By far the biggest usage of open source is going to be intermixing permissively licensed libraries and build tools in larger works. By the time you see a polished service or product, you may not be able to tell what it's built in, even though they stand on the shoulders of giants. PS4 and Switch is built on FreeBSD.

[1] https://spacy.io/ [2] https://prodi.gy/ [3] https://docs.saltstack.com/en/latest/topics/tutorials/quicks...

You nailed it with the first part. Another big example is Mesosphere. Yes, you can open source everything* (my company does) because most B2B customers don't want to bother running it. Most small ones would rather just use your SaaS and not have to run and maintain some boxes, if they're even that technical.

Not to mention cloud pricing these days is complexed and nuanced when your app uses a bunch of services and deals with lots of inbound and outbound traffic — more things customers don't want to deal with.

Most big companies want support around the clock and are used to going for enterprise licensing deals. At the end of the day, you're providing a solution to their problems, and hosting and running the code for them makes solving their problem and their lives easier. If a problem costs them $50k in lost revenue or opportunities, and you solve it for $45k, you have a happy customer, even if they could have done a lot of work and run it themselves for say $20k.

I don't think this works as well in the B2C space, but it really depends on the price point of your service and your user base.

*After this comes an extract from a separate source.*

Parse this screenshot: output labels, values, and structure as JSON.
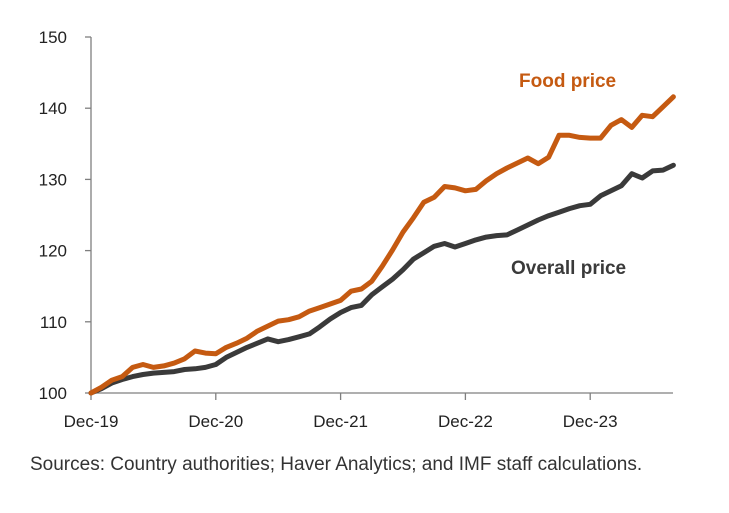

For instance, I run a Ghost blog because I can have the skills to install and maintain it, which isn't much, and they charge $20/mo for their SaaS while I can run it on DigitalOcean for $5/mo.

*except a small bit of secret sauce

To add to this, open sourcing your code also provides a bit of insurance policy if your company ever goes out of business. This is especially helpful in infrastructure markets; businesses don’t want to build their foundation around proprietary dependencies that might disappear when their creator company goes belly-up. If the code is open sourced, then even in the event of you going out of business, your customers can find a way to recover.

There is also the nice bonus that open sourcing your code means you’ll get a bunch of “free” contributions, bug fixes and security reviews.